Beijing - Urumqi (4h10)
Total de quase 36h de viagem.


Parada na Etiópia 



Para nossa surpresa, quando chegamos em Urumqi haviam 3 pessoas da organização da prova, com uma plaquinha, nos esperando para recolher as bikes. Ficamos muitooooo felizes, agora teríamos um problema a menos. 
Com a organização também descobrimos que havia um ônibus partindo para Kanas (local da largada da prova) naquele mesmo dia, as 10h. 
Fomos para o hotel. Para fazermos o checkin tivemos que conversar via Google Translator com a atendente que não falava nada de inglês. Com o tempo fomos percebendo que isso era o normal, dificil encontrar alguém que fale inglês na China (pelo menos na parte da China por onde passamos).
Checkin feito, tomamos aquele banho, dormimos um pouco, acordamos cedo na tentativa de nos abastecermos de comidas para a prova, tomamos café, que na verdade estava mais para um almoço (outra surpresa para nós, falo mais sobre isso depois), e partimos em direção ao aeroporto. O tempo já estava curto e ainda fomos parados pela polícia, que nos tirou do taxi, pediu nossos passaportes, e ficamos naquela de tentarmos conversar por mímica, obviamente que o policial nem o taxista falavam inglês. 
Chegando no aeroporto, encontramos a Van da organização e fomos apresentados à duas equipes com quem viajaríamos (Bones e Aussie Battlers).
A viagem de Urumqi até Kanas levou 13,5h. O motorista era super lento e, não bastasse isso, fomos parados 7x pela polícia, sendo que em várias delas checaram nossos passaportes. Pelo menos o visual compensava.




Chegando no hotel (tarde da noite) antes de sermos acomodados em nossos quartos, combinamos um treininho para manha seguinte. Já no quarto tomamos um banho e capotamos. 


Hotel em Kanas

Acordamos cedinho, com um baita frio lá fora, vestimos nossa roupinha de trekking e partirmos em direção às montanhas, deixando que as trilhas que apareciam nos guiassem. 
Esse treininho leve foi uma amostra do que nos esperava aquela prova, montanhas e visuais incríveis. 





Durante este dia conhecemos um pouco mais sobre a culinária Chinesa, e com o tempo descobrimos que comem a mesma coisa no café da manhã, almoço e janta. No começo você acha engraçado, mas com o passar dos dias você sonha com um pãozinho de trigo quentinho com manteiga e um cafezinho.

Café da manhã 

Conhecemos um pouco a cidade e aproveitamos para fazer umas comprinhas (comida e água).
No final da tarde recebemos nossas caixas das bikes.

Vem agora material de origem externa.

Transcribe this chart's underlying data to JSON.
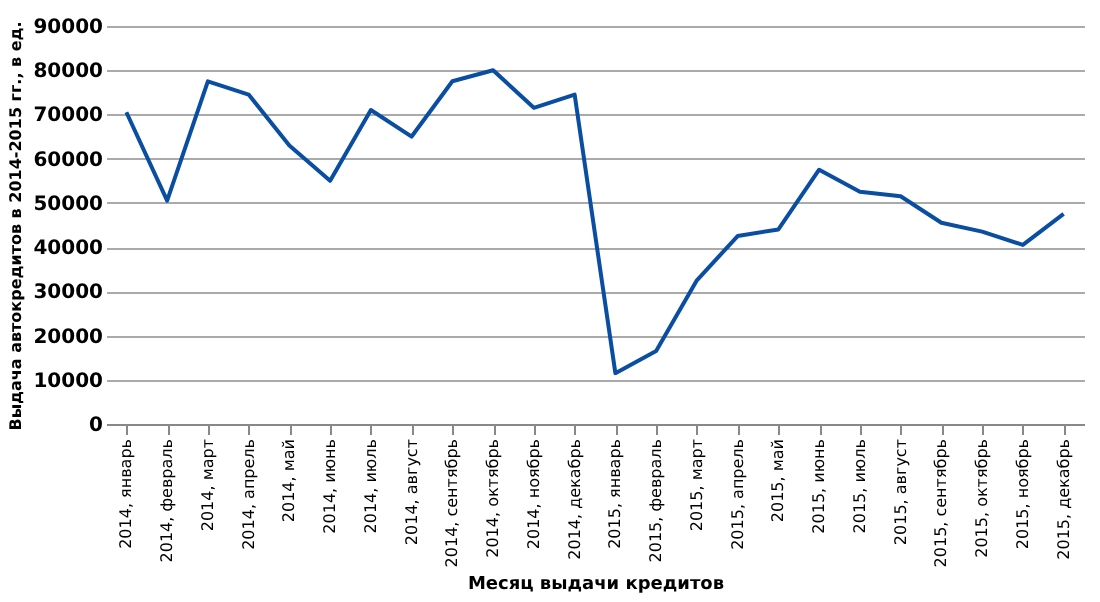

Levando a Camisa da Equipe Os Pamonhas mundo afora
  

No dia seguinte mais uma vez acordamos cedinho, dessa vez para um pedal. Eu, Pedro e Alexandre pedalamos e Pincu correu. Passamos por lugares lindissímos, subimos uma baita morrebona, descemos pro outro lado e voltamos. Foi uma boa oportunidade para testar os esquemas de reboque. Deu tudo certo.






Neste mesmo dia recebemos os racebooks com as distâncias, tiramos a foto oficial da equipe e partimos para preparar nossas caixas de apoio. Recebemos 4 caixas (A, B, C e D) sendo que iriamos acessar cada uma das caixas em áreas de transição (AT) diferentes. A logística de preparação das caixas não foi nada fácil (para mim). Por sugestão do Jonas, preparei váaaarios saquinhos com comida suficiente para 6 horas, assim dependendo da estimativa de tempo do trecho levava X saquinhos e separei uma muda de roupa para cada transição. Claro que em cada caixa deixei uma roupinha extra, muita comida extra (sobrou muitoooo de tudo), peças de reposição da bike, lencinhos umedecidos, talquinho...

Informações Race Book
Leg1 - Trekking - 3k
Leg2 - Kayaking - 25k
Leg3 - Rafting - 12k
Leg4 - Trekking - 49k
Leg5 - Mountain Bike - 201k
Leg6 - Kayaking - 15k
Leg7 - Trekking - 40k
Leg8 - Kayaking - 55k
Leg9 - Mountain Bike - 106,5k
Leg10 - Trekking - 1k

Foto Oficial da Equipe

Olha o Brasil representado na China

Meus saquinhos de transição

Finalizada a organização, entregamos tudo para a organização: caixas de transição, caixas das bikes, equipamentos de kayak e fizemos o check list dos equipamentos que deveriam estar conosco nas mochilas durante toda a prova (saco de dormir, casaco anorak, calça anorak, fleece, calça comprida, camisa comprida, lanternas, pilhas extras, ...). 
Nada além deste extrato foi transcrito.